SCIENCE AND THE BOOK OF GENESIS.

To the Editor of the Popular Science Monthly:

I HAVE been an attentive reader of The Popular Science Monthly for over two years, and in that time not one article, editorial, or note of correspondence, has escaped my notice. Also, I have been deeply interested from the first in all the advanced positions of the Monthly, and have noted its strictures on the narrow intolerance and ignorance of the clergy, and the many hints that they should enlarge the field of their observation and knowledge; and I am convinced that many of these hints are well-timed. But, then, ought not men of science also to be more liberal and better acquainted with biblical knowledge? The theologian observes in the writings of men of science the same narrowness and ignorance of the Bible that the scientist sees in the writings of theologians concerning his particular line of study and investigation.

In No. XXXVII. of The Popular Science Monthly, the editor says, in his notice of Dean Stanley's sermon on the death of Sir Charles Lyell: "Dean Stanley is far from being alone in his views; they are shared by many other eminent clergymen who recognize that the Mosaic account of creation is without authority." But, does Dean Stanley indeed "recognize that the Mosaic account of creation is without authority?" Be that as it may, ought not any man to lose the respect of his fellow-men who will consent to remain a clergyman, and yet reject the authority of the Bible?

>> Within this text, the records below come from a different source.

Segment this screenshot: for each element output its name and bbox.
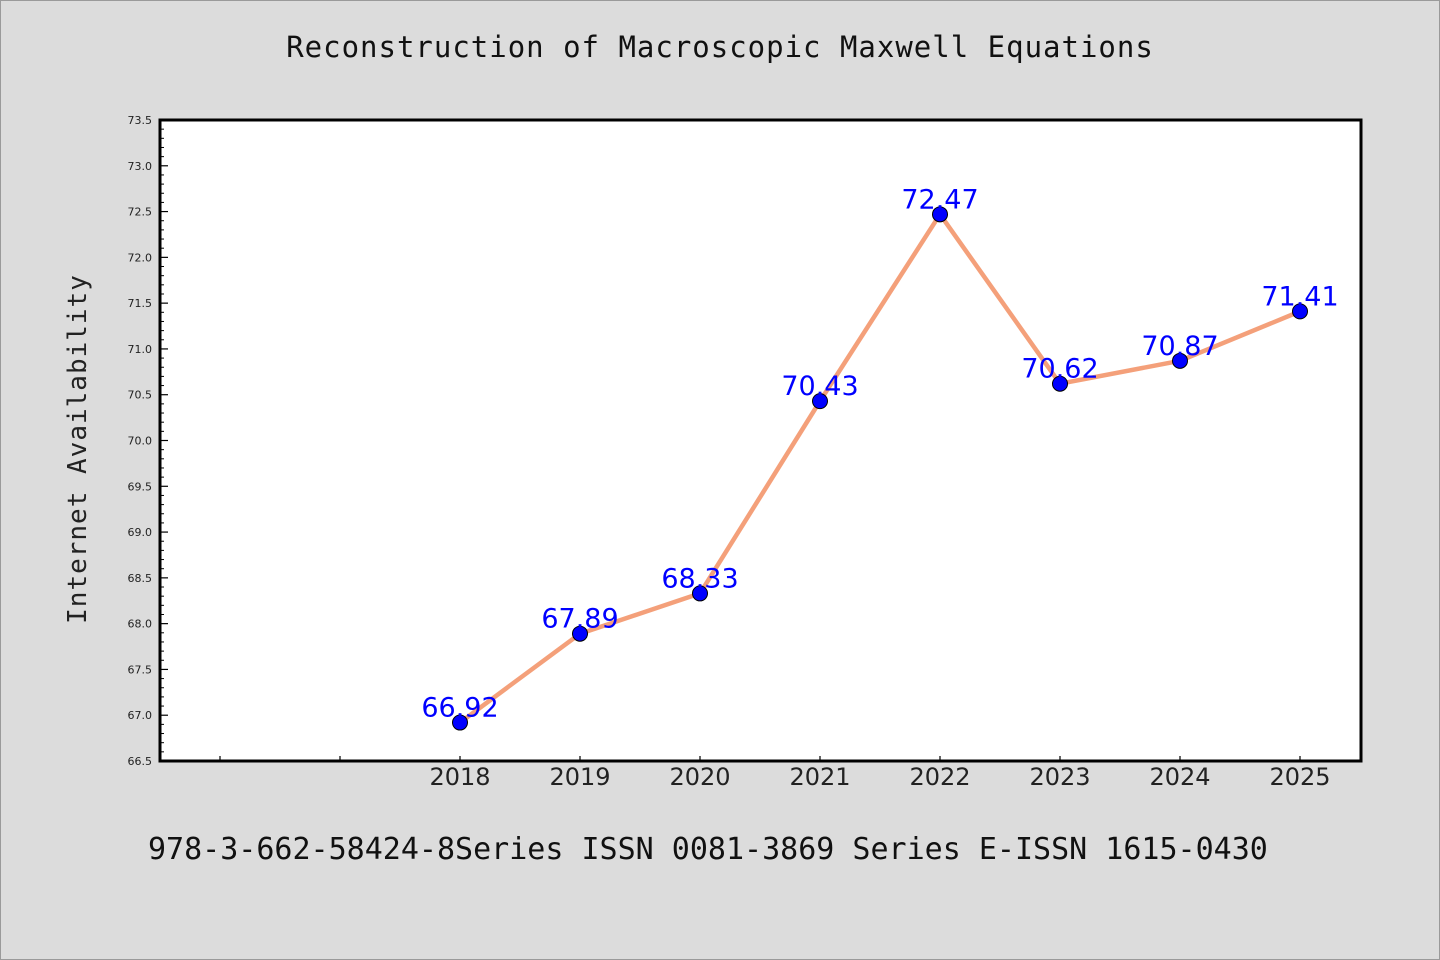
data-point — [452, 714, 468, 731]
data-point — [1292, 303, 1308, 320]
data-point — [812, 393, 828, 410]
y-axis-ticks: 66.5 67.0 67.5 68.0 68.5 69.0 69.5 70.0 70.5 71.0… — [128, 114, 168, 768]
x-tick-label: 2020 — [669, 763, 730, 791]
y-tick-label: 70.0 — [128, 435, 153, 448]
data-label: 70.62 — [1021, 354, 1098, 385]
data-label: 72.47 — [901, 184, 978, 215]
data-label: 68.33 — [661, 563, 738, 594]
y-tick-label: 72.0 — [128, 251, 153, 264]
data-point — [1172, 352, 1188, 369]
series-line — [457, 212, 1303, 725]
y-tick-label: 67.0 — [128, 709, 153, 722]
data-label: 67.89 — [541, 604, 618, 635]
plot-area — [158, 118, 1363, 763]
x-tick-label: 2021 — [789, 763, 850, 791]
data-labels: 66.92 67.89 68.33 70.43 72.47 70.62 70.87 71.41 — [421, 184, 1338, 723]
data-label: 71.41 — [1261, 281, 1338, 312]
data-label: 70.43 — [781, 371, 858, 402]
y-tick-label: 71.0 — [128, 343, 153, 356]
x-tick-label: 2024 — [1149, 763, 1210, 791]
data-point — [1052, 375, 1068, 392]
x-tick-label: 2019 — [549, 763, 610, 791]
data-point — [692, 585, 708, 602]
data-point — [932, 206, 948, 223]
chart-title: Reconstruction of Macroscopic Maxwell Eq… — [286, 30, 1154, 64]
footer-text: 978-3-662-58424-8Series ISSN 0081-3869 S… — [148, 832, 1268, 867]
y-tick-label: 68.5 — [128, 572, 153, 585]
data-point — [572, 625, 588, 642]
x-tick-label: 2023 — [1029, 763, 1090, 791]
y-tick-label: 66.5 — [128, 755, 153, 768]
x-tick-label: 2018 — [429, 763, 490, 791]
y-tick-label: 71.5 — [128, 297, 153, 310]
y-tick-label: 73.5 — [128, 114, 153, 127]
y-tick-label: 67.5 — [128, 663, 153, 676]
y-tick-label: 70.5 — [128, 389, 153, 402]
y-tick-label: 73.0 — [128, 160, 153, 173]
x-axis-ticks: 2018 2019 2020 2021 2022 2023 2024 2025 — [219, 756, 1331, 791]
data-label: 70.87 — [1141, 331, 1218, 362]
data-label: 66.92 — [421, 693, 498, 724]
x-tick-label: 2022 — [909, 763, 970, 791]
data-markers — [452, 206, 1308, 731]
y-tick-label: 72.5 — [128, 206, 153, 219]
y-tick-label: 69.0 — [128, 526, 153, 539]
y-tick-label: 69.5 — [128, 480, 153, 493]
y-tick-label: 68.0 — [128, 618, 153, 631]
x-tick-label: 2025 — [1269, 763, 1330, 791]
y-axis-label: Internet Availability — [63, 274, 93, 624]
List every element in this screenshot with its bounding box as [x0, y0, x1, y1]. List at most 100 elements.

Certainly no particular account of creation was intended by the author of the Book of Genesis—nothing more than a brief outline, and he gives no intimation as to the time when this world began to be. Nor is there any reason why the six days of creation should not be regarded as so many general periods, without any limitation as to duration. But, if you will carefully notice the statements of Moses, you will find some things hard for the scientist to dispose of, if the account of creation is without authority. Moses says: "In the beginning the earth was without form and void." Does not the scientist say substantially the same thing?

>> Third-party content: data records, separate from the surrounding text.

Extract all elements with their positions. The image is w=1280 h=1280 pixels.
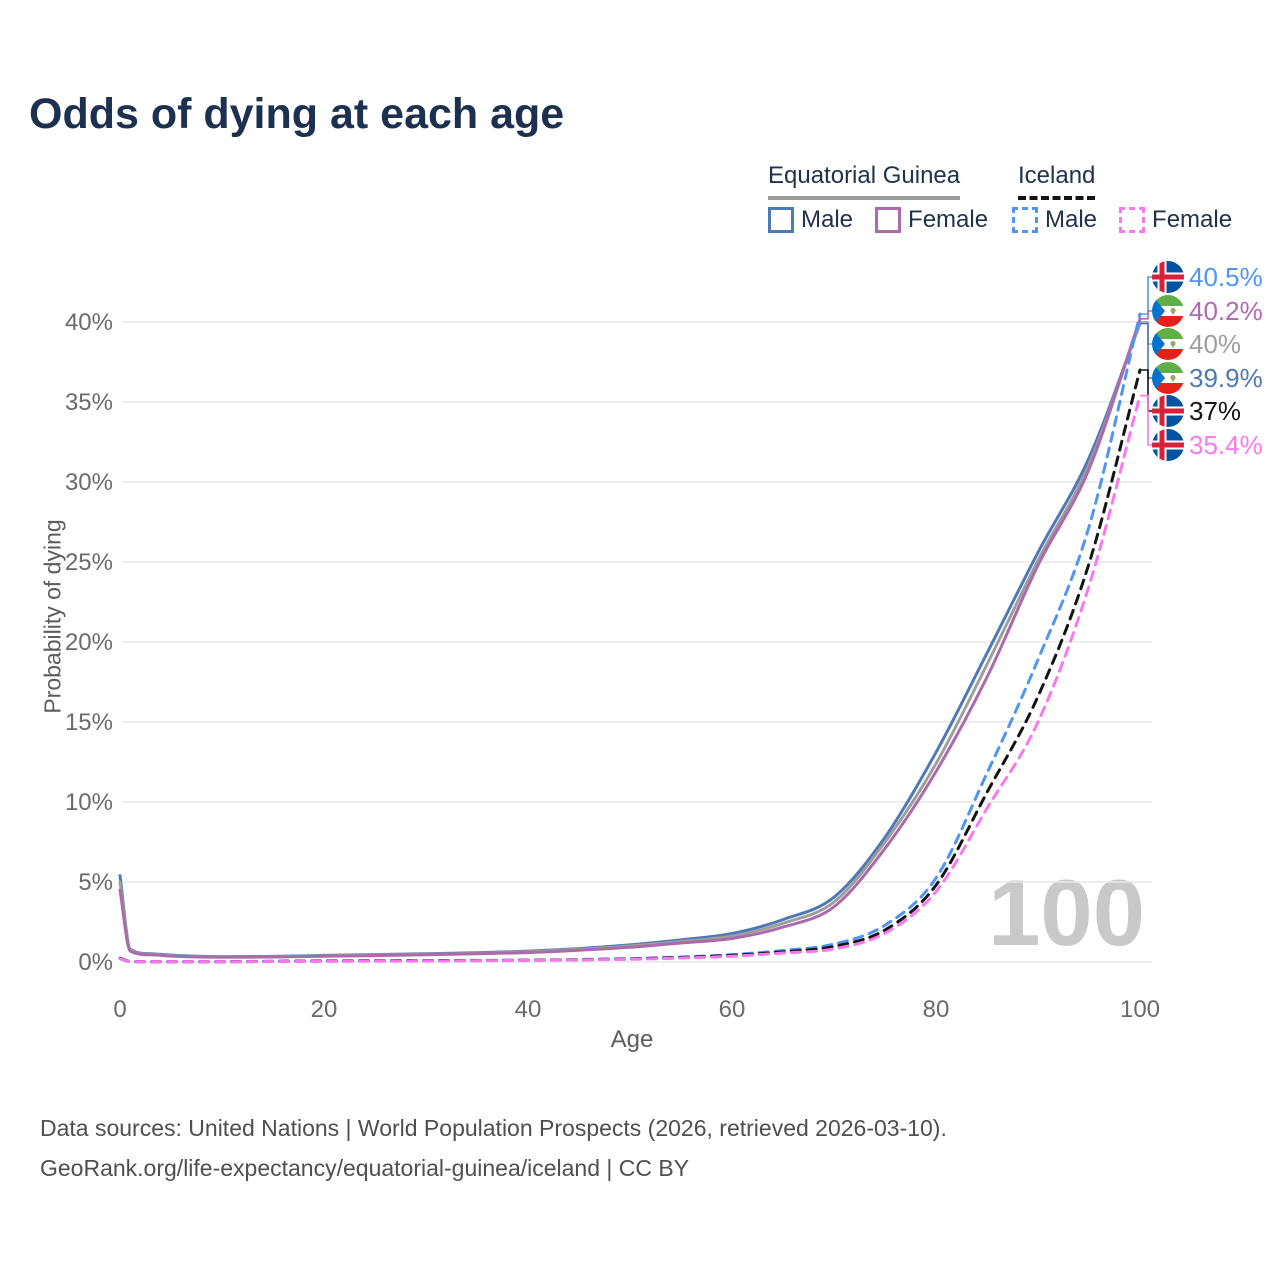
x-tick-label: 80	[923, 996, 950, 1023]
equatorial-guinea-flag-icon	[1152, 295, 1184, 327]
hover-age-watermark: 100	[988, 860, 1145, 965]
footer-attribution: GeoRank.org/life-expectancy/equatorial-g…	[40, 1155, 690, 1181]
legend-group-iceland: Iceland	[1018, 162, 1096, 200]
legend-row-iceland: Male Female	[1012, 206, 1232, 234]
end-label-leader-line	[1140, 310, 1152, 320]
x-tick-label: 0	[113, 996, 126, 1023]
series-line-equatorial-guinea-male[interactable]	[118, 322, 1142, 959]
legend-group-equatorial-guinea: Equatorial Guinea	[768, 162, 961, 200]
legend-item-eg-male[interactable]: Male	[768, 206, 853, 234]
page-title: Odds of dying at each age	[29, 90, 565, 138]
legend-label-iceland-male: Male	[1045, 206, 1098, 233]
footer-data-sources: Data sources: United Nations | World Pop…	[40, 1115, 947, 1141]
x-axis-title: Age	[610, 1026, 654, 1053]
x-tick-label: 20	[311, 996, 338, 1023]
x-tick-label: 100	[1120, 996, 1160, 1023]
series-line-iceland-male[interactable]	[118, 312, 1142, 964]
end-label-value: 40.2%	[1189, 296, 1263, 326]
end-label-value: 40.5%	[1189, 262, 1263, 292]
legend-swatch-eg-female-icon	[875, 207, 902, 233]
y-tick-label: 35%	[65, 389, 113, 416]
end-label-leader-line	[1140, 276, 1152, 315]
footer: Data sources: United Nations | World Pop…	[40, 1108, 947, 1188]
y-tick-label: 0%	[78, 949, 113, 976]
legend-item-iceland-male[interactable]: Male	[1012, 206, 1097, 234]
end-label-leader-line	[1140, 394, 1152, 446]
legend-swatch-iceland-female-icon	[1119, 207, 1146, 233]
legend-header-equatorial-guinea[interactable]: Equatorial Guinea	[768, 162, 961, 200]
equatorial-guinea-flag-icon	[1152, 328, 1184, 360]
x-tick-label: 40	[515, 996, 542, 1023]
end-label-leader-line	[1140, 322, 1152, 379]
y-tick-label: 25%	[65, 549, 113, 576]
y-tick-label: 30%	[65, 469, 113, 496]
end-label-leader-line	[1140, 369, 1152, 412]
y-tick-label: 40%	[65, 309, 113, 336]
legend-label-iceland-female: Female	[1152, 206, 1233, 233]
y-tick-label: 10%	[65, 789, 113, 816]
end-label-value: 39.9%	[1189, 363, 1263, 393]
legend-header-iceland[interactable]: Iceland	[1018, 162, 1096, 200]
iceland-flag-icon	[1152, 395, 1184, 427]
y-tick-label: 15%	[65, 709, 113, 736]
legend-row-equatorial-guinea: Male Female	[768, 206, 988, 234]
y-axis-title: Probability of dying	[39, 519, 66, 714]
iceland-flag-icon	[1152, 429, 1184, 461]
legend-swatch-iceland-male-icon	[1012, 207, 1038, 233]
legend-label-eg-female: Female	[908, 206, 989, 233]
y-tick-label: 20%	[65, 629, 113, 656]
end-label-value: 35.4%	[1189, 430, 1263, 460]
iceland-flag-icon	[1152, 261, 1184, 293]
legend-label-eg-male: Male	[801, 206, 854, 233]
equatorial-guinea-flag-icon	[1152, 362, 1184, 394]
legend-swatch-eg-male-icon	[768, 207, 794, 233]
series-line-iceland-female[interactable]	[118, 394, 1142, 964]
end-label-value: 37%	[1189, 396, 1241, 426]
legend-item-eg-female[interactable]: Female	[875, 206, 988, 234]
end-label-leader-line	[1140, 321, 1152, 345]
legend-item-iceland-female[interactable]: Female	[1119, 206, 1232, 234]
series-line-equatorial-guinea-female[interactable]	[118, 317, 1142, 959]
y-tick-label: 5%	[78, 869, 113, 896]
x-tick-label: 60	[719, 996, 746, 1023]
end-label-value: 40%	[1189, 329, 1241, 359]
series-line-equatorial-guinea-total[interactable]	[118, 320, 1142, 959]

Then take the different stages in the progress of the world, as stated by Moses, and especially as to the appearance of life; do they not agree perfectly with the revelations of science? Moses says the first life was vegetable—grass, herb, tree. Next came a low form of aquatic animal life—"the moving creature that hath life" developing into fishes and fowls of the air. Then land-animals, and, lastly, man appeared on the earth. Now, what says modern science of this arrangement? Does it not fully sustain this Mosaic account of creation? Even the modern doctrine of evolution—Darwinism, if you please—is as nearly taught in the first chapter of Genesis as in the revelations of modern science; and spontaneous generation seems to appear on the very face of the statements of Moses as therein recorded. Read verses 20 and 24: "And God said. Let the waters bring forth abundantly," etc., "And God said. Let the earth bring forth," etc. And as for man, if God saw fit to straighten up a monkey and endow him with human reason, whether that took the Almighty one hour or a thousand years, who need object? It is certain that it can be proved neither by the Bible nor modern science, either that God did or did not make man in that way.

But here comes the question as to the authority of the Mosaic account of creation: How was the author of that account able to state in so brief a space the main points in the earth's development, just as they are now known by the revelations of science, when he wrote at least three thousand years before the sciences which have now brought these things to light were born? Was Moses a profound scientist?